A northwest Missouri lawmaker says his constituents are reporting document scanning by the Department of Revenue.
A recent lawsuit alleges the Department of Revenue is collecting personal documents, scanning them, and forwarding the information on to federal agencies.
Representative Casey Guernsey of Bethany says the Department of Revenue is violating a 2009 state law by basically complying with the federal REAL-ID act.
Guernsey says it started showing up in license offices in November but is now spreading throughout the state as more offices switch technology.
“I actually got an email from a friend of mine who I grew up with who experienced the exact same thing,” Guernsey said. “The concern is the Department of Revenue is switching out technology that saves source documentation for concealed carry permit holders.
That email came from a constituent from his district in northwest Missouri. The issue is federal agencies, including the Department of Homeland Security, want the information the Department of Revenue saves.
Meanwhile, Guernsey has cosponsored a bill to strengthen the 2009 law which made the action of sending copies to federal agencies illegal.

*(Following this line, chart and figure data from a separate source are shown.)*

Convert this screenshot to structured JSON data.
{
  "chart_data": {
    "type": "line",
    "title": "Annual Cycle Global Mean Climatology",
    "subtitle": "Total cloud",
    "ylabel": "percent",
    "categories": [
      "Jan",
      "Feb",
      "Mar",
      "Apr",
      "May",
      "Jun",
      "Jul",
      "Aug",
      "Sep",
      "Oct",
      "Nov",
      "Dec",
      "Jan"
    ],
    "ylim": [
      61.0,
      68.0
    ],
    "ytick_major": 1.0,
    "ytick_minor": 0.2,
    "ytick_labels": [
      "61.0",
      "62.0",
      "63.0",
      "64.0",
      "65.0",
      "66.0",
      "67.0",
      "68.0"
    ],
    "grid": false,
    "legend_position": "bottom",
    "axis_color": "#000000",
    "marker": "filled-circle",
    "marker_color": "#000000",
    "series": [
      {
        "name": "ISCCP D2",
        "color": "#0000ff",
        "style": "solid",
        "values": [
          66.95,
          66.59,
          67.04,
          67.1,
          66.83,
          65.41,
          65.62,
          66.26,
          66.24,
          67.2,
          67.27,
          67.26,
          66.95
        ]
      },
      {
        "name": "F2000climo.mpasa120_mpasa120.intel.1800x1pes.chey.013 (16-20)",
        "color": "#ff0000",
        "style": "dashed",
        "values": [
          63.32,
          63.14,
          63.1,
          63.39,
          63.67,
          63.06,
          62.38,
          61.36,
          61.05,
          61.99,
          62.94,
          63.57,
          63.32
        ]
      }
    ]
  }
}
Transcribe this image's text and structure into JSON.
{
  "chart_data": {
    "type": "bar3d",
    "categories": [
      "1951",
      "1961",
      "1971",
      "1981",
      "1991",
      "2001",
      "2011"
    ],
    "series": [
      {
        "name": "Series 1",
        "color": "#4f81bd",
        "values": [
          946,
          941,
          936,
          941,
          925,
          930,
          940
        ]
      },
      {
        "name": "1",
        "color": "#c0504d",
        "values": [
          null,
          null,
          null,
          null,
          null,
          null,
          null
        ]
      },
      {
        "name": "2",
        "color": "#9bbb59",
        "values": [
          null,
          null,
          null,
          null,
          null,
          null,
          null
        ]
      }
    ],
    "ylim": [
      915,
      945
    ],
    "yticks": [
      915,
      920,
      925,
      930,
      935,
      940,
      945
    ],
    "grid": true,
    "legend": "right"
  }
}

“We shouldn’t have to do that because it’s already illegal essentially. But this is the world we live in where a lot of people interpret laws differently. So if we have to go in and delineate further what we have already made illegal, then that’s what we have to do and what we are prepared to do,” Guernsey said.
There wasn’t a change in state law, but their was a rule change within the department of revenue how those drivers licenses are processed and made.
“It wasn’t law that changed how they are doing things, it was a rule and there’s a huge difference,” Guernsey said. “In 2009 the legislature did pass a law that would prevent them from doing what their evidently doing.”
The original lawsuit was filed in Stoddard County. Guernsey says he’s received emails from people in northwest Missouri who reported the activity in our area.
Stoddard County Prosecutor Russell Oliver is acting as a private attorney in the lawsuit filed by Eric Griffin.
According to the suit, Griffin fulfilled the requirements for a concealed carry permit and was trying to complete the process by having it added to his driver’s license. The Department of Revenue employee told him his documents would be scanned and saved. He objected and filed the lawsuit Monday
Earlier this week, Revenue Department spokesman Ted Farnen claimed the “department’s operations are not inconsistent with the statutory protocols.” He declined further comment.
The first of what is likely to be several hearings is scheduled next week.
“We’ve already seen the chairmen of one of the committee’s take on this legislation. I think there’s going to be some investigation from the legislation process as well through his committee and some hearings held,” Guernsey said. “certainly I think we will see this legislation proposed that I have cosponsored get through this session, at least through the house.”